= Ann Lurie =

American philanthropist and nurse (1944/1945–2024)

Ann Lurie (1944/1945 – June 24, 2024) was an American philanthropist and nurse who founded the Ann and Robert H. Lurie Foundation with her husband Robert H. Lurie in 1986. She grew up in Miami, Florida, studying nursing at the University of Florida and working as a nurse. In 1973, she was attracted by the diversity and culture of Chicago and moved there to work as a pediatric intensive care nurse at Children's Memorial Hospital, now named the Lurie Children's Hospital in honor of her contributions. After her husband Robert Lurie's death in 1990, Ann Lurie dedicated herself to philanthropic work with her late husband's estate of $425 million. She became known for her generosity in health care, education, social services, and various other sectors, both locally in Chicago and worldwide. Notably, she donated large sums to the Ann & Robert H. Lurie Children’s Hospital of Chicago, Greater Chicago Food Depository, PAWS Chicago, and more. In 2014, she remarried to filmmaker Mark Muheim in Jackson, Wyoming. She died on June 24, 2024 at the age of 79 from complications from a recent illness, survived by her husband, her six children, 16 grandchildren, and Muheim's two sons.

== Philanthropic projects ==

- She was president and treasurer of the Ann and Robert H. Lurie Foundation, founded in 1986.
- Ann Lurie was president of Lurie Investments, the venture capital arm of the Ann and Robert H. Lurie Foundation that backs healthcare-related tech companies.
- After going on safari in Africa, Lurie realized that many sick African children had nowhere to go to seek care. In response, she founded and served as president of Africa Infectious Disease Village Clinics, Inc. (AID Village Clinics), providing public health services to rural Kenyan communities through a mobile trailer equipped with sophisticated healthcare technology. This aided thousands of Kenyans both directly through the provision of healthcare and indirectly through the creation of jobs at the clinic.
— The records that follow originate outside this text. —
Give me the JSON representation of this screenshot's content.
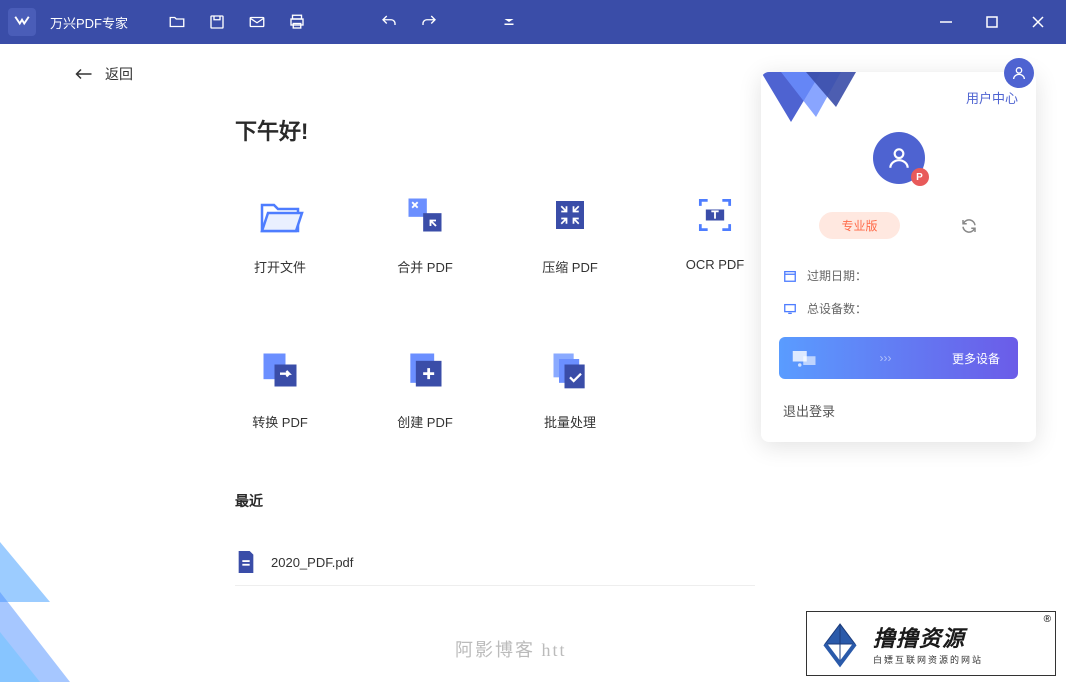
{
  "app": {
    "title": "万兴PDF专家"
  },
  "nav": {
    "back": "返回"
  },
  "greeting": "下午好!",
  "actions": [
    {
      "label": "打开文件"
    },
    {
      "label": "合并 PDF"
    },
    {
      "label": "压缩 PDF"
    },
    {
      "label": "OCR PDF"
    },
    {
      "label": "转换 PDF"
    },
    {
      "label": "创建 PDF"
    },
    {
      "label": "批量处理"
    }
  ],
  "recent": {
    "title": "最近",
    "items": [
      {
        "name": "2020_PDF.pdf"
      }
    ]
  },
  "userPanel": {
    "centerLink": "用户中心",
    "plan": "专业版",
    "expireLabel": "过期日期：",
    "devicesLabel": "总设备数：",
    "moreDevices": "更多设备",
    "logout": "退出登录",
    "avatarBadge": "P"
  },
  "watermark": {
    "text": "阿影博客 htt",
    "logoMain": "撸撸资源",
    "logoSub": "白嫖互联网资源的网站",
    "registered": "®"
  }
}
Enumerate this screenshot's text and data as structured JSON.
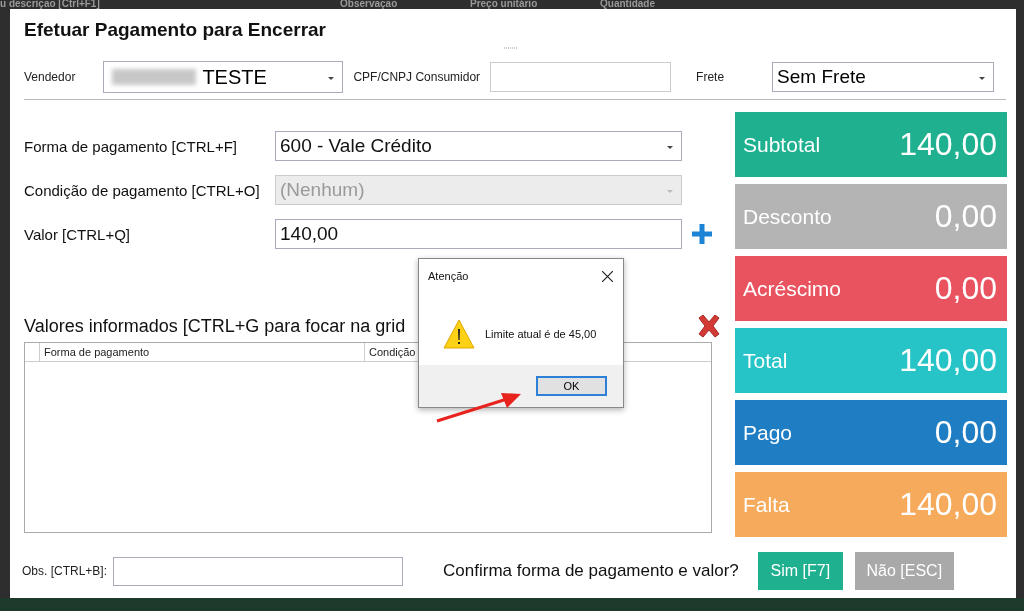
{
  "background_header": [
    "u descrição [Ctrl+F1]",
    "Observação",
    "Preço unitário",
    "Quantidade"
  ],
  "window": {
    "title": "Efetuar Pagamento para Encerrar"
  },
  "top_fields": {
    "seller": {
      "label": "Vendedor",
      "value": "TESTE",
      "redacted": true
    },
    "consumer_id": {
      "label": "CPF/CNPJ Consumidor"
    },
    "freight": {
      "label": "Frete",
      "value": "Sem Frete"
    }
  },
  "payment_form": [
    {
      "label": "Forma de pagamento [CTRL+F]",
      "kind": "combo",
      "value": "600 - Vale Crédito",
      "disabled": false
    },
    {
      "label": "Condição de pagamento [CTRL+O]",
      "kind": "combo",
      "value": "(Nenhum)",
      "disabled": true
    },
    {
      "label": "Valor [CTRL+Q]",
      "kind": "input",
      "value": "140,00",
      "disabled": false
    }
  ],
  "grid": {
    "title": "Valores informados [CTRL+G para focar na grid",
    "columns": [
      "Forma de pagamento",
      "Condição"
    ]
  },
  "totals": [
    {
      "label": "Subtotal",
      "value": "140,00",
      "color": "#1fb08f"
    },
    {
      "label": "Desconto",
      "value": "0,00",
      "color": "#b4b4b4"
    },
    {
      "label": "Acréscimo",
      "value": "0,00",
      "color": "#e9525f"
    },
    {
      "label": "Total",
      "value": "140,00",
      "color": "#26c3c7"
    },
    {
      "label": "Pago",
      "value": "0,00",
      "color": "#1f7ec3"
    },
    {
      "label": "Falta",
      "value": "140,00",
      "color": "#f6aa5c"
    }
  ],
  "footer": {
    "obs_label": "Obs. [CTRL+B]:",
    "question": "Confirma forma de pagamento e valor?",
    "buttons": [
      {
        "label": "Sim [F7]",
        "disabled": false
      },
      {
        "label": "Não [ESC]",
        "disabled": true
      }
    ]
  },
  "alert": {
    "title": "Atenção",
    "message": "Limite atual é de 45,00",
    "button": "OK"
  }
}
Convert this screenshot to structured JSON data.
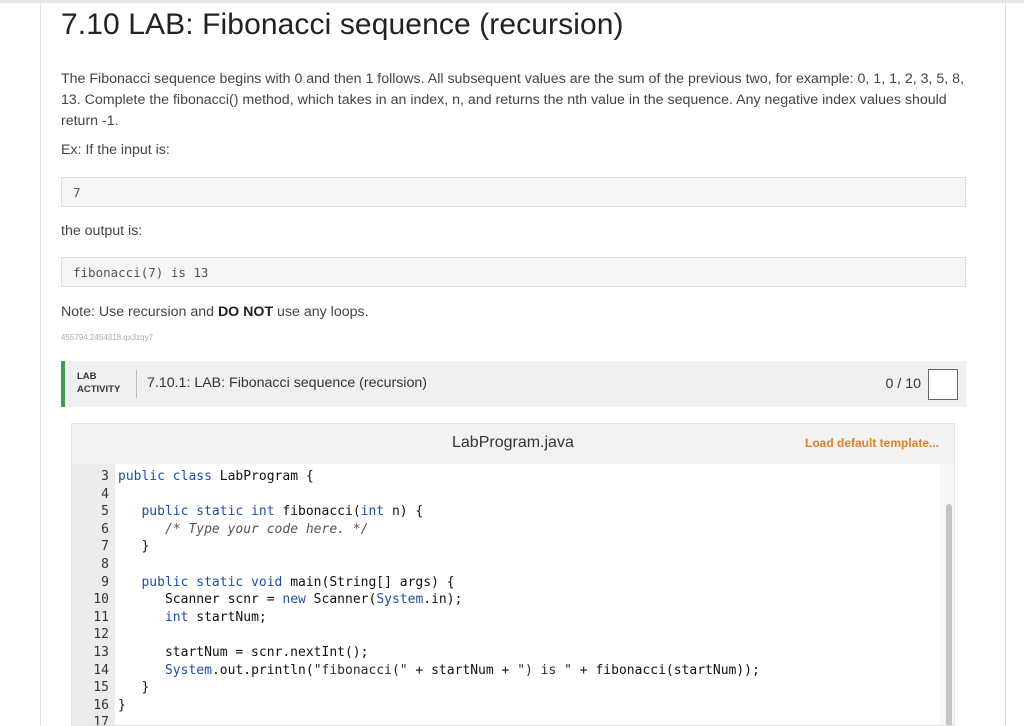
{
  "title": "7.10 LAB: Fibonacci sequence (recursion)",
  "description": "The Fibonacci sequence begins with 0 and then 1 follows. All subsequent values are the sum of the previous two, for example: 0, 1, 1, 2, 3, 5, 8, 13. Complete the fibonacci() method, which takes in an index, n, and returns the nth value in the sequence. Any negative index values should return -1.",
  "example_label": "Ex: If the input is:",
  "example_input": "7",
  "output_label": "the output is:",
  "example_output": "fibonacci(7) is 13",
  "note": {
    "prefix": "Note: Use recursion and ",
    "bold": "DO NOT",
    "suffix": " use any loops."
  },
  "tiny_id": "455794.2454318.qx3zqy7",
  "lab": {
    "tag_line1": "LAB",
    "tag_line2": "ACTIVITY",
    "name": "7.10.1: LAB: Fibonacci sequence (recursion)",
    "score": "0 / 10"
  },
  "editor": {
    "file_name": "LabProgram.java",
    "load_default": "Load default template...",
    "lines": [
      {
        "n": "3",
        "segs": [
          [
            "kw",
            "public class"
          ],
          [
            "",
            "LabProgram {"
          ]
        ]
      },
      {
        "n": "4",
        "segs": []
      },
      {
        "n": "5",
        "segs": [
          [
            "",
            "   "
          ],
          [
            "kw",
            "public static int"
          ],
          [
            "",
            " fibonacci("
          ],
          [
            "kw",
            "int"
          ],
          [
            "",
            " n) {"
          ]
        ]
      },
      {
        "n": "6",
        "segs": [
          [
            "",
            "      "
          ],
          [
            "cmt",
            "/* Type your code here. */"
          ]
        ]
      },
      {
        "n": "7",
        "segs": [
          [
            "",
            "   }"
          ]
        ]
      },
      {
        "n": "8",
        "segs": []
      },
      {
        "n": "9",
        "segs": [
          [
            "",
            "   "
          ],
          [
            "kw",
            "public static void"
          ],
          [
            "",
            " main(String[] args) {"
          ]
        ]
      },
      {
        "n": "10",
        "segs": [
          [
            "",
            "      Scanner scnr = "
          ],
          [
            "kw",
            "new"
          ],
          [
            "",
            " Scanner("
          ],
          [
            "kw",
            "System"
          ],
          [
            "",
            ".in);"
          ]
        ]
      },
      {
        "n": "11",
        "segs": [
          [
            "",
            "      "
          ],
          [
            "kw",
            "int"
          ],
          [
            "",
            " startNum;"
          ]
        ]
      },
      {
        "n": "12",
        "segs": []
      },
      {
        "n": "13",
        "segs": [
          [
            "",
            "      startNum = scnr.nextInt();"
          ]
        ]
      },
      {
        "n": "14",
        "segs": [
          [
            "",
            "      "
          ],
          [
            "kw",
            "System"
          ],
          [
            "",
            ".out.println("
          ],
          [
            "str",
            "\"fibonacci(\""
          ],
          [
            "",
            " + startNum + "
          ],
          [
            "str",
            "\") is \""
          ],
          [
            "",
            " + fibonacci(startNum));"
          ]
        ]
      },
      {
        "n": "15",
        "segs": [
          [
            "",
            "   }"
          ]
        ]
      },
      {
        "n": "16",
        "segs": [
          [
            "",
            "}"
          ]
        ]
      },
      {
        "n": "17",
        "segs": []
      }
    ]
  }
}
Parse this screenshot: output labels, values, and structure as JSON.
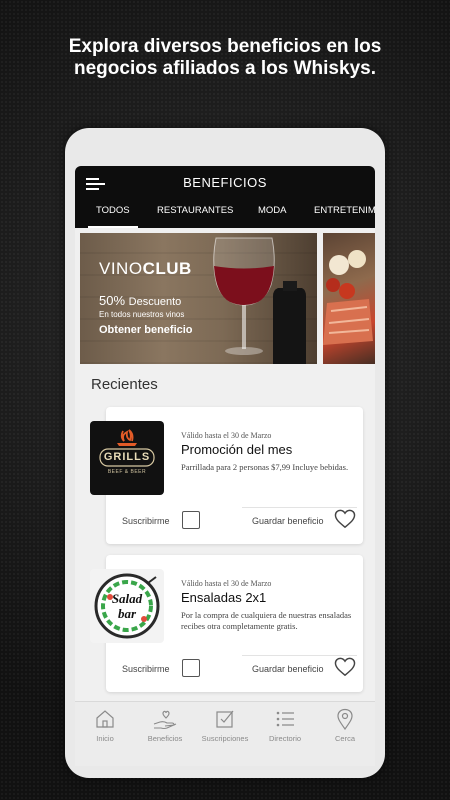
{
  "headline": {
    "line1": "Explora diversos beneficios en los",
    "line2": "negocios afiliados a los Whiskys."
  },
  "app": {
    "title": "BENEFICIOS",
    "tabs": [
      {
        "label": "TODOS",
        "active": true
      },
      {
        "label": "RESTAURANTES",
        "active": false
      },
      {
        "label": "MODA",
        "active": false
      },
      {
        "label": "ENTRETENIM",
        "active": false
      }
    ]
  },
  "banner": {
    "logo_light": "VINO",
    "logo_bold": "CLUB",
    "discount_value": "50%",
    "discount_word": "Descuento",
    "discount_sub": "En todos nuestros vinos",
    "cta": "Obtener beneficio"
  },
  "recientes": {
    "title": "Recientes",
    "cards": [
      {
        "logo": "grills-logo",
        "logo_text": "GRILLS",
        "logo_subtext": "BEEF & BEER",
        "valid": "Válido hasta el 30 de Marzo",
        "title": "Promoción del mes",
        "desc": "Parrillada para 2 personas $7,99 Incluye bebidas.",
        "subscribe": "Suscribirme",
        "save": "Guardar beneficio"
      },
      {
        "logo": "salad-bar-logo",
        "logo_text1": "Salad",
        "logo_text2": "bar",
        "valid": "Válido hasta el 30 de Marzo",
        "title": "Ensaladas 2x1",
        "desc": "Por la compra de cualquiera de nuestras ensaladas recibes otra completamente gratis.",
        "subscribe": "Suscribirme",
        "save": "Guardar beneficio"
      }
    ]
  },
  "bottom_nav": [
    {
      "label": "Inicio",
      "icon": "home-icon"
    },
    {
      "label": "Beneficios",
      "icon": "gift-hand-icon"
    },
    {
      "label": "Suscripciones",
      "icon": "checkbox-icon"
    },
    {
      "label": "Directorio",
      "icon": "list-icon"
    },
    {
      "label": "Cerca",
      "icon": "location-pin-icon"
    }
  ],
  "colors": {
    "background": "#1b1b1b",
    "topbar": "#0d0d0d",
    "heart": "#444444",
    "grills_accent": "#e25b27",
    "salad_green": "#3aa64a"
  }
}
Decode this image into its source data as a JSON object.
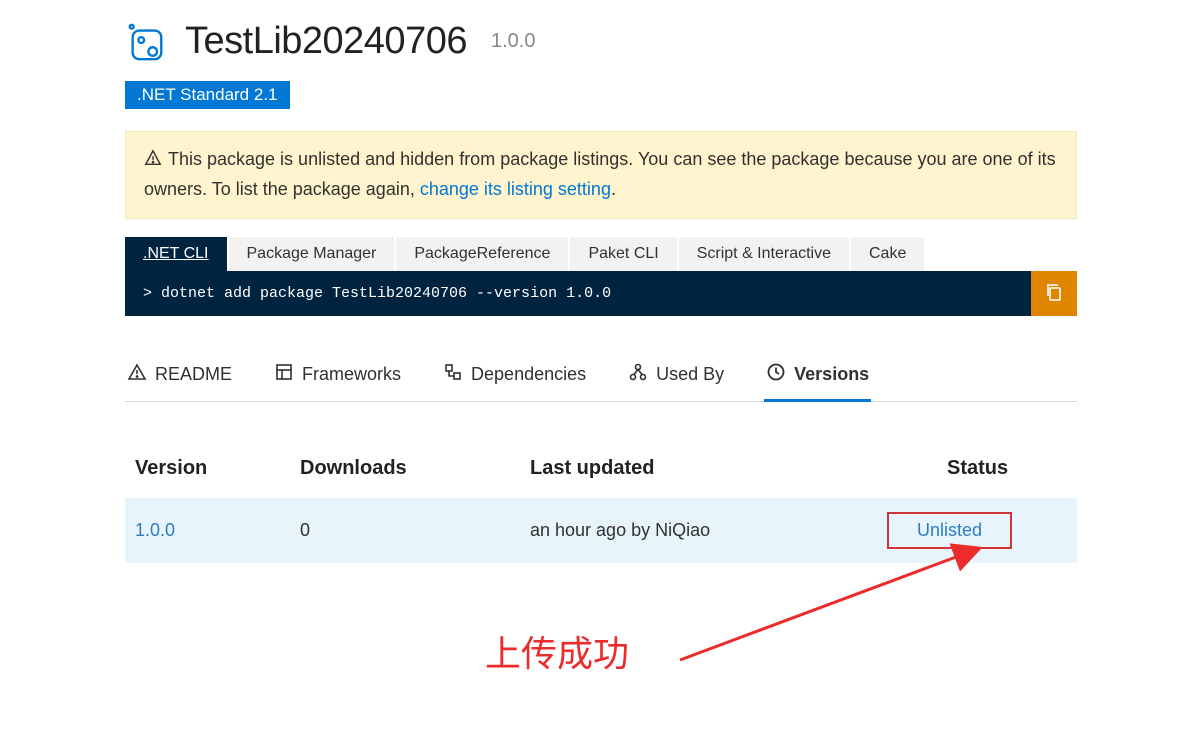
{
  "package": {
    "name": "TestLib20240706",
    "version": "1.0.0"
  },
  "framework_badge": ".NET Standard 2.1",
  "alert": {
    "text_prefix": "This package is unlisted and hidden from package listings. You can see the package because you are one of its owners. To list the package again, ",
    "link_text": "change its listing setting",
    "text_suffix": "."
  },
  "cmd_tabs": [
    ".NET CLI",
    "Package Manager",
    "PackageReference",
    "Paket CLI",
    "Script & Interactive",
    "Cake"
  ],
  "cmd_line": "> dotnet add package TestLib20240706 --version 1.0.0",
  "section_tabs": [
    "README",
    "Frameworks",
    "Dependencies",
    "Used By",
    "Versions"
  ],
  "versions": {
    "headers": [
      "Version",
      "Downloads",
      "Last updated",
      "Status"
    ],
    "rows": [
      {
        "version": "1.0.0",
        "downloads": "0",
        "updated": "an hour ago by NiQiao",
        "status": "Unlisted"
      }
    ]
  },
  "annotation": "上传成功"
}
She funded this project with $8 million a year, which became unsustainable in 2012, forcing her to close down the clinic.

== Donations ==
Some of Ann Lurie's notable donations are listed below:

- In 2000, Lurie provided funds for the construction and maintenance for the PAWS Chicago Lurie Spay/Neuter Clinic, supporting PAWS Chicago's vision of a No Kill Chicago by reducing pet homelessness and euthanasia in Chicago.
- In 2000, Lurie funded 10 village schools in southern Ethiopia with the amount of $700,000. This continued in 2008, where 10 more schools were built with Lurie's donation of $650,000, changing the lives of thousands of children.
- In 2004, her $10 million donation made the construction of the Lurie Garden in Millenium Park, Chicago possible.
- In 2004, Lurie helped finance the launch of the Greater Chicago Food Depository facility and continued to contribute to it over three decades of donations. She was also a regular volunteer at the food pantry.
- In 2007, Lurie donated $100 million to Children's Memorial Hospital, allowing the construction of its Streeterville location that is now named Lurie Children's Hospital. At the time, this was the largest gift to any children's hospital anywhere, and it remains the largest gift to the hospital.
- Lurie's husband Robert Lurie underwent cancer treatment at Northwestern University, forming a connection between Ann and the university that would last for decades. Over the years, Ann Lurie has donated $60 million to Northwestern University and was a Northwestern life trustee. With these donations, she has endowed the Robert H. Lurie Comprehensive Cancer Center of Northwestern University and the Robert H. Lurie Medical Research Center.
- She has donated $37 million to her husband's alma mater, the University of Michigan, funding its Robert H. Lurie Engineering Center.

- She permanently endowed a Christmas party for children and seniors in need at the St. Vincent de Paul Center.
- She provided funds for the Joan and Irving J. Harris Dance Theater.
- She was a longtime generous supporter of archaeological dig sites of the Ancient Egypt Research Association in Giza, Egypt.

== Acknowledgements ==
Ann Lurie's generosity and contributions were greatly acknowledged by many, notably including the city of Chicago. In 2004, Chicago named a four-block-long street on the Southwest Side Ann Lurie Place in her honor. Upon her death, Chicago mayor Brandon Johnson said that “the City of Chicago [has lost] a true flagbearer of philanthropy whose contributions have touched countless lives.”